A WInd VElocity Radar Nephoscope for observing global winds, clouds and precipitation
Accurate weather forecasts are important to our daily lives, and in particular in support of emergency management during severe weather events. Wind, cloud and precipitation belong to the fundamental variables in NWP models, and the World Meteorological Organization (WMO) has defined in particular the lack of globally distributed direct wind observations as one of the main deficits of the current WMO Global Observing System. WIVERN will be the first space-based mission to provide in-cloud winds, and hence contribute to filling the gap in the current WMO Global Observing System to the benefit of NWP and climate research. WIVERN will also provide high-resolution reflectivity profiles of rain, snow and ice water, which can be used to achieve a better quantification of the Earth’s hydrological cycle and energy budgets, given the significant reduction in sampling errors compared to current and future cloud radar missions.
- To extend the lead time of useful prediction skills (including high-impact weather) by assimilation of wide-swath winds from clouds, and profiles of radar reflectivity of clouds and precipitation, into numerical weather prediction (NWP) models.
- To establish a climate record of cloud profiles, global solid/light precipitation, and, innovatively, winds, crucial for a better quantification of the Earth’s hydrological cycle, and energy budgets, with a significant reduction in sampling errors of current and planned cloud radar missions.
- To improve numerical models by providing new metrics and observational verification to assess different NWP parameterisation schemes within such models.
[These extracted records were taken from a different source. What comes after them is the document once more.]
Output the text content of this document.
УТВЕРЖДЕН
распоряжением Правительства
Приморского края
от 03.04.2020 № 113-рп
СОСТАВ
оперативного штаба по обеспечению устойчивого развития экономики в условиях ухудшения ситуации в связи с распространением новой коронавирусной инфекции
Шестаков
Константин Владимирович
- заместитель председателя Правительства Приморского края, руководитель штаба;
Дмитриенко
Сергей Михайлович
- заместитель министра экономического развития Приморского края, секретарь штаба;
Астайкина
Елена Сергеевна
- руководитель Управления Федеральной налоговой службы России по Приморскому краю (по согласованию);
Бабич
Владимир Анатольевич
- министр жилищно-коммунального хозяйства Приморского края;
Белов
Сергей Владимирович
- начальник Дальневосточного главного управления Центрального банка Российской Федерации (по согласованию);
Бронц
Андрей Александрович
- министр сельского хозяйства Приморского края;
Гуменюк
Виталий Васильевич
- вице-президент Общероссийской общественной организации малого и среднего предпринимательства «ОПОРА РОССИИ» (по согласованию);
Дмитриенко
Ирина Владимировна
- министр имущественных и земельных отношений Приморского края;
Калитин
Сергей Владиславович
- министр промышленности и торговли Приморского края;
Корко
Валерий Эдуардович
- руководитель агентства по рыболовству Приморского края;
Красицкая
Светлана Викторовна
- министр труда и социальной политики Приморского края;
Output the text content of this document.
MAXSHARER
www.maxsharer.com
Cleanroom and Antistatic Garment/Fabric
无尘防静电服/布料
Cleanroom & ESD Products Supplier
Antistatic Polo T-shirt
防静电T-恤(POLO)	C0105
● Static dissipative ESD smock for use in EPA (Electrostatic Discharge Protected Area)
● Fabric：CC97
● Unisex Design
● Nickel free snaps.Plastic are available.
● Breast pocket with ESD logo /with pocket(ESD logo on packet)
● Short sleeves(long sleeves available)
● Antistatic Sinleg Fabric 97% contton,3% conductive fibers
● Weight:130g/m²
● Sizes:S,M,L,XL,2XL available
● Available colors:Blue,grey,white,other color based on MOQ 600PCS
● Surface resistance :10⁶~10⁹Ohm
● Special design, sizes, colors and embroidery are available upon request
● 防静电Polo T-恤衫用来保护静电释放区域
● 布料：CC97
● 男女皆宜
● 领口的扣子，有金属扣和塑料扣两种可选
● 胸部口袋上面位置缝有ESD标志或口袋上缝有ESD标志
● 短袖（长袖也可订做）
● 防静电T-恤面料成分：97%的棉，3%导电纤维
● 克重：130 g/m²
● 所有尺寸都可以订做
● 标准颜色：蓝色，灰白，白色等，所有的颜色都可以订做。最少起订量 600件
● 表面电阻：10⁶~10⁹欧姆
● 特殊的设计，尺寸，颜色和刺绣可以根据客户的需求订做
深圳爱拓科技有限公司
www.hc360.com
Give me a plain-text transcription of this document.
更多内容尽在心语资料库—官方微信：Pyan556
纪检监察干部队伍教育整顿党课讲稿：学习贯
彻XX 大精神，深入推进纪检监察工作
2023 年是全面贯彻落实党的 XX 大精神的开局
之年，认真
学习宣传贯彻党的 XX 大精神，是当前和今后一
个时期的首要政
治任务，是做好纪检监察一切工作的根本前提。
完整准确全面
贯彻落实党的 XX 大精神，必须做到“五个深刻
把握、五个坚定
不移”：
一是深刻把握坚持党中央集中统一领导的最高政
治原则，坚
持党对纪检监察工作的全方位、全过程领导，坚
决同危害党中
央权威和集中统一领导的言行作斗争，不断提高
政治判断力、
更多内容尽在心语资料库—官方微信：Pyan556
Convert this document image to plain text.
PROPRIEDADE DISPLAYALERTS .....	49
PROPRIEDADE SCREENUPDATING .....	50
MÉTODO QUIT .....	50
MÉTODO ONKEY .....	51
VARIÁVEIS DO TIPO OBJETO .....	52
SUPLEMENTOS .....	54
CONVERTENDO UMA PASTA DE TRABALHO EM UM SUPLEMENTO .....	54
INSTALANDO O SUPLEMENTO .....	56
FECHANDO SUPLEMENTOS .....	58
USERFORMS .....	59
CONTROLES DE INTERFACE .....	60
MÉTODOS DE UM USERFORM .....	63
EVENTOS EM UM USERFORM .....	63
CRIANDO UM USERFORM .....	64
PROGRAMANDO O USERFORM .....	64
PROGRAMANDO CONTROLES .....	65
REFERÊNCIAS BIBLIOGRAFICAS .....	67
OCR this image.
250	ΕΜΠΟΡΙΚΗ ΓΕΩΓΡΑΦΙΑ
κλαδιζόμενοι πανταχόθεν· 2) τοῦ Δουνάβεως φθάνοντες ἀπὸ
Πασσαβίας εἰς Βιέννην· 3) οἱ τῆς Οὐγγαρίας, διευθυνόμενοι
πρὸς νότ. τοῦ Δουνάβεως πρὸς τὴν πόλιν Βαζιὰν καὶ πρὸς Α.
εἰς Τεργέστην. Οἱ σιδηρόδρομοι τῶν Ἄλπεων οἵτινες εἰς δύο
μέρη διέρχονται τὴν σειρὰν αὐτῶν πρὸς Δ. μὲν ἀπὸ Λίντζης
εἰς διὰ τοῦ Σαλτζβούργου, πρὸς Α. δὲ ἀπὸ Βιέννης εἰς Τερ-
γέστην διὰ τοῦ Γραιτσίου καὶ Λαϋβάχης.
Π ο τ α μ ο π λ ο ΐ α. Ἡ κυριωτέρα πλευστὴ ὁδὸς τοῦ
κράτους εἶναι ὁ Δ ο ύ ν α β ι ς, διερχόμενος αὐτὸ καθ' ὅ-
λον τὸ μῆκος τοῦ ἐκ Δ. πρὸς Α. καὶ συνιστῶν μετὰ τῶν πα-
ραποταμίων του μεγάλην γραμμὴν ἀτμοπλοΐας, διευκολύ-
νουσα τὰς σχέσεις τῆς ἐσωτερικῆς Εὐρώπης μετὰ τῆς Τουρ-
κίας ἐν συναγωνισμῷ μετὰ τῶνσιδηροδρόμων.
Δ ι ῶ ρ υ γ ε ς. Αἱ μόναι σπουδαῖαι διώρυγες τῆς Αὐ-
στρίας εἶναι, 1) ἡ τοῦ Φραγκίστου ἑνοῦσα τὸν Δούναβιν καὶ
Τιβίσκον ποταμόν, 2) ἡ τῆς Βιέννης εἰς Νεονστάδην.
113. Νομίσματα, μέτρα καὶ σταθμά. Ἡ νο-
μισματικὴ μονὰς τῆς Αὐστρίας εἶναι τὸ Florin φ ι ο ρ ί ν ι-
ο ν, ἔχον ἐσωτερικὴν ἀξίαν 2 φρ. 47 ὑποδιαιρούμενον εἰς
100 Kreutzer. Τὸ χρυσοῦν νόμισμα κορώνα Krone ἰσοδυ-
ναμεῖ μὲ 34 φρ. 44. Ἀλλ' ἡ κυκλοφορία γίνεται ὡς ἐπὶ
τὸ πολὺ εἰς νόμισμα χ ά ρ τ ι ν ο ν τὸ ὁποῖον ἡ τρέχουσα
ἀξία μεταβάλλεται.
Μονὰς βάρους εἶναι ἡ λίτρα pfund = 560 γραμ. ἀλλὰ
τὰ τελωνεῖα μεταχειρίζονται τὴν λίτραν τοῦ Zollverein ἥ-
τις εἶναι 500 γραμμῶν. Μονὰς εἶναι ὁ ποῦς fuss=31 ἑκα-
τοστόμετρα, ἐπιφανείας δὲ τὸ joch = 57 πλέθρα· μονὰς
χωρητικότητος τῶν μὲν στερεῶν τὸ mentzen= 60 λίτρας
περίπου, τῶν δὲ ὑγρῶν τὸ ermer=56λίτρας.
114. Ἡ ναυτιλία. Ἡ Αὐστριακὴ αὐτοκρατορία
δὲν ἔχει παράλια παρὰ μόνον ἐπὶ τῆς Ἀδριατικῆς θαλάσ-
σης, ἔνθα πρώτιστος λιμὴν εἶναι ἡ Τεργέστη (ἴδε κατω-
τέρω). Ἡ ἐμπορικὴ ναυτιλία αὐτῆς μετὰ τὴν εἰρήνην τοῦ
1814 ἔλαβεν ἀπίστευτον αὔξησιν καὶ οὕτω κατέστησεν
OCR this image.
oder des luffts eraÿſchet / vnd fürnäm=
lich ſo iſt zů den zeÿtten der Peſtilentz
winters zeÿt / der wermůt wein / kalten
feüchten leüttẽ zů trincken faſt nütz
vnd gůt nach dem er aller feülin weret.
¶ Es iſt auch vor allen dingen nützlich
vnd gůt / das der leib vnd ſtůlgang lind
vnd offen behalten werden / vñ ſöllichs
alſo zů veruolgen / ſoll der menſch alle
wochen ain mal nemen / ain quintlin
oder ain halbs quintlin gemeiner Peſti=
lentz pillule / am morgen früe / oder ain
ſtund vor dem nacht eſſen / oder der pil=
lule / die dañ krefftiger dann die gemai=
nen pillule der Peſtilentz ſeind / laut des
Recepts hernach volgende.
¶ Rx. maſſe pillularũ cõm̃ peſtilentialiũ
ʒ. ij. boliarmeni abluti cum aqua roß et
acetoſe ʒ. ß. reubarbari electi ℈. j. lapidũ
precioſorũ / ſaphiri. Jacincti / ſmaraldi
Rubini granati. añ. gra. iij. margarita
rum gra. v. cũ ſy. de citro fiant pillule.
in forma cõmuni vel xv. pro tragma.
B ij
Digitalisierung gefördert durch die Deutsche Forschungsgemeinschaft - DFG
NWP and climate models use similar schemes so better NWP models will also augment confidence in climate models.
WIVERN concept: a dual-polarization Doppler conically scanning 94 GHz radar measuring line-of-sight winds and reflectivity profiles with 640 m vertical resolution, an 800 km wide swath and an average global revisit time of 1.5 days (equator) and 1 day (> 50°lat.). The CloudSat climatology of cloud reflectivities predicts that between one and two million winds should be observed each day that satisfy the WMO “goal” of 2 m/s precision.